Isabella giyindi ve tacını başına geçirip hafif bir makyaj yaptı. Aynaya baktığında karşısında üzgün bir kız duruyordu. Zorla gülümsedi.

“Belli etmeyeceğim.” Dedi ve gülümsemesini daha çok yüzüne yaydı. Derin bir nefes aldı ve güçlü bir kadın gibi.

“Gel!” diye bağırdı. İçeri yavaş adımlarla Louis girdi.

“Günaydın Prenses Hazretleri” Dedi gülümseyerek.

“Bende seni çağıracaktım.” Dedi Bel.

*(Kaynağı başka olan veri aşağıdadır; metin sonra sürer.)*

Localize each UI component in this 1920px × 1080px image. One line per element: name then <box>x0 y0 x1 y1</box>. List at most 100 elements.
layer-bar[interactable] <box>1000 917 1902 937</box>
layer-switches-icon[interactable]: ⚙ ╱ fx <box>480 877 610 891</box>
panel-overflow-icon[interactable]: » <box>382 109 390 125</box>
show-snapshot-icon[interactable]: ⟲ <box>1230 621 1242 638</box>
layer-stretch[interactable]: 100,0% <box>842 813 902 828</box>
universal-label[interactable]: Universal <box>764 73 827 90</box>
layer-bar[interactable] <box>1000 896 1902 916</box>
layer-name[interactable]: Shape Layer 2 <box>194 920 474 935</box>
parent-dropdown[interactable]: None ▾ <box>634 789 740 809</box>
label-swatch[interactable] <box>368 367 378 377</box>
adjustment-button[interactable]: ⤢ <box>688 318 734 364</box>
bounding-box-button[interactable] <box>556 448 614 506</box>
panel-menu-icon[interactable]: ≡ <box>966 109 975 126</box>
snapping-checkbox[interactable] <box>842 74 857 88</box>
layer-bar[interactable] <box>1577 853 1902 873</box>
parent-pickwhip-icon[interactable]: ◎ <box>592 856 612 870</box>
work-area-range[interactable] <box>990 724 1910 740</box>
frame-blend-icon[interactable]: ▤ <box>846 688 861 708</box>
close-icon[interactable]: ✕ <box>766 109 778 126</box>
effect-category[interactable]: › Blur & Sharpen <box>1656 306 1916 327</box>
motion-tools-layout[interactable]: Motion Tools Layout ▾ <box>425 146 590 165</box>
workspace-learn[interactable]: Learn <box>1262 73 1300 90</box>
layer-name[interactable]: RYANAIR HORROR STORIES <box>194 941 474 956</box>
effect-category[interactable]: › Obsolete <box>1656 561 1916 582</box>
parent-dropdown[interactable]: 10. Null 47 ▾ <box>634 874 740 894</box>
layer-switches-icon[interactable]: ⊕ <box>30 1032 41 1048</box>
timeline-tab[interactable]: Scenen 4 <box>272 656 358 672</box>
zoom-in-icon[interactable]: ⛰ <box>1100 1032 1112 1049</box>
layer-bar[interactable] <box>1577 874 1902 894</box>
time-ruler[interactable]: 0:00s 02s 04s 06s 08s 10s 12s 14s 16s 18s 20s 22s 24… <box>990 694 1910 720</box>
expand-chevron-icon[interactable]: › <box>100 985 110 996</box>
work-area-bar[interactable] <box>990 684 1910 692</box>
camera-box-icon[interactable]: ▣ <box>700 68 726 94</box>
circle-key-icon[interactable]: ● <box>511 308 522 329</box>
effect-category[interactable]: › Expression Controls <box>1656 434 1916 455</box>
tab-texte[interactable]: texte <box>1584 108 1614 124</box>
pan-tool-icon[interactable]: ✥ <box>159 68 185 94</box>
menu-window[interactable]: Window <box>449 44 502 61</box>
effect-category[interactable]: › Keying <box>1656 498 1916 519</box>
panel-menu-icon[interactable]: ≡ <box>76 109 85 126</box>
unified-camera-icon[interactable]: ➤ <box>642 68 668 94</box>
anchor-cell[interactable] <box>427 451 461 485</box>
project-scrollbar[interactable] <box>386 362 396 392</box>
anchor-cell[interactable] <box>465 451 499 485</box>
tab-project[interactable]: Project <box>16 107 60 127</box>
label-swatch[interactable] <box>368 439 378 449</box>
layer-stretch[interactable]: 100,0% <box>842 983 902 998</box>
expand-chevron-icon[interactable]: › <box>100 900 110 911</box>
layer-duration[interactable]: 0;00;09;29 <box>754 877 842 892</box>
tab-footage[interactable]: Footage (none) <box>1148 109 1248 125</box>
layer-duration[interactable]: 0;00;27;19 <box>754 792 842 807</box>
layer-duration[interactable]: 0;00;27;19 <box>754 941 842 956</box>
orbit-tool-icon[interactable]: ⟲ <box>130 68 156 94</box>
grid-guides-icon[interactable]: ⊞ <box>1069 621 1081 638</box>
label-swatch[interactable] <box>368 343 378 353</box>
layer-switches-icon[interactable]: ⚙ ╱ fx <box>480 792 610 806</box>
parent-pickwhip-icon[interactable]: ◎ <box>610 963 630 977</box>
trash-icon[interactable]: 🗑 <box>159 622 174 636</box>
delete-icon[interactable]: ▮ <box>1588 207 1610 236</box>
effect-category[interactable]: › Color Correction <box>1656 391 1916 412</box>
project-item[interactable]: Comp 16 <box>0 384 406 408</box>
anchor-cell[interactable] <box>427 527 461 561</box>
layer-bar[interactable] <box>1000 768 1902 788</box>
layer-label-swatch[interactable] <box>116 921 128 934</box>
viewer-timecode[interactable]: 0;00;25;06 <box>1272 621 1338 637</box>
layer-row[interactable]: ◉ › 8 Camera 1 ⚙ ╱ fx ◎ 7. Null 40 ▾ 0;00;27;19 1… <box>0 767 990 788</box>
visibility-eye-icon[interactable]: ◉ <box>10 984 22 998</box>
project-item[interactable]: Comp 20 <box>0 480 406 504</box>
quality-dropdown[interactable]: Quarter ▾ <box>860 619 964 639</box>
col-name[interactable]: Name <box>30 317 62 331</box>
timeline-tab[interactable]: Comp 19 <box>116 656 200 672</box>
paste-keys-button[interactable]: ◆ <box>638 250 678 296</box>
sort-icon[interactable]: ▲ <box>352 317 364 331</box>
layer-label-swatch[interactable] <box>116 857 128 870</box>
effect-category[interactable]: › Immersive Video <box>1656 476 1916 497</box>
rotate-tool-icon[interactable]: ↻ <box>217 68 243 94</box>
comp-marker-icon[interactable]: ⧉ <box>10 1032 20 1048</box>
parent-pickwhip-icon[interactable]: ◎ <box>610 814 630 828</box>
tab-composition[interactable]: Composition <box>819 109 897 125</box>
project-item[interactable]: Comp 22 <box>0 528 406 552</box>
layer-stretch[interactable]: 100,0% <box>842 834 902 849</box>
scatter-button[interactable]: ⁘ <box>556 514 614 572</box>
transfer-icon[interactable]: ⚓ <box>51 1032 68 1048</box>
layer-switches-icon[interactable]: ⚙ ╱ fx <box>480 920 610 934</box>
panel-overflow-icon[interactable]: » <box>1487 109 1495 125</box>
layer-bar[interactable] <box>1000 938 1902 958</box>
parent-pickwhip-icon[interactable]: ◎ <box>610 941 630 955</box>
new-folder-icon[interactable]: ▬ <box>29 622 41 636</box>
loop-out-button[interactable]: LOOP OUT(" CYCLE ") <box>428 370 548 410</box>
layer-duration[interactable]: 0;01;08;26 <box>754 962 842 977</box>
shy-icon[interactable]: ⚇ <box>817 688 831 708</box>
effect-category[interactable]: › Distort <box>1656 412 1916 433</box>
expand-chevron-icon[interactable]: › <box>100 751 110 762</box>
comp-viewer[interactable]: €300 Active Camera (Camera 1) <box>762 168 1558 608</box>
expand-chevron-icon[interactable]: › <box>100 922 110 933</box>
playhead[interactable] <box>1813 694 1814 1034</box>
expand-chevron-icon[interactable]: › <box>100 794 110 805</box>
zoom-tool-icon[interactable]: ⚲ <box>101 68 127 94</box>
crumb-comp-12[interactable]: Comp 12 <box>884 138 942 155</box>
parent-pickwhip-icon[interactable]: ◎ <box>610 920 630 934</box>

Gülümsüyor olabilirdi ama içi parçalanıyordu.

“Beni bundan iki ay önce bir saraya götürmüştün ya hani…”

“Sana güveniyorum. Bunu saklayacaksın kimse bilmemeli. Sadece ben, sen, Heaven ve Rosa. Sonra Heaven’ı yanıma getireceksin.”

“Emredersiniz. İzninizle.” Dedi Louis ve odadan çıktı. Isabella zorla tuttuğu göz yaşlarını serbest bıraktı. Onu unutmalıydı.

Harry’nin başına bıçaklar saplanıyordu. Gözlerini açtı. Burası benim odam değil diye düşündü ve  sağına döndüğünde yanına çıplak bir şekilde uyuyan Winona’yı görünce kısa süreli bir şok geçirdi ve kocaman bir lanet okudu.

“Hayır. Böyle bir şey olmuş olamaz.” Dedi ve yataktan kalktı ve hızla giyindi. O sırada Winona uyanmıştı ve gülümseyerek Harry’e bakıyordu.

“Günaydın sevgilim.” Diye fısıldadı.

“Ne sevgilisi!” diye bağırdı kendini tutamayıp Harry. Öfke soluyordu.

“Bu nasıl oldu?” diye bağırdı. Başı çok ağrıyordu. Aklına dün gece gelince eline aldığı şişeyi yere fırlattı. Winona korkudan bir çığlık attı.

“Lanet olsun! Peki, Winona sen buna nasıl izin verdin!”

“Kendine gel! En azından bir prensesle seviştin!” Harry içinden ona küfürler yağdırıyordu. Hızla kapıyı çarparak odadan çıktı.

“Rosa!” diye bağırdı Isabella. Kız hızla odaya girdi.

“Buyurun efendim.”

“Hemen eşyalarımı hazırla.” Dedi. Kıza daha anlatmamıştı.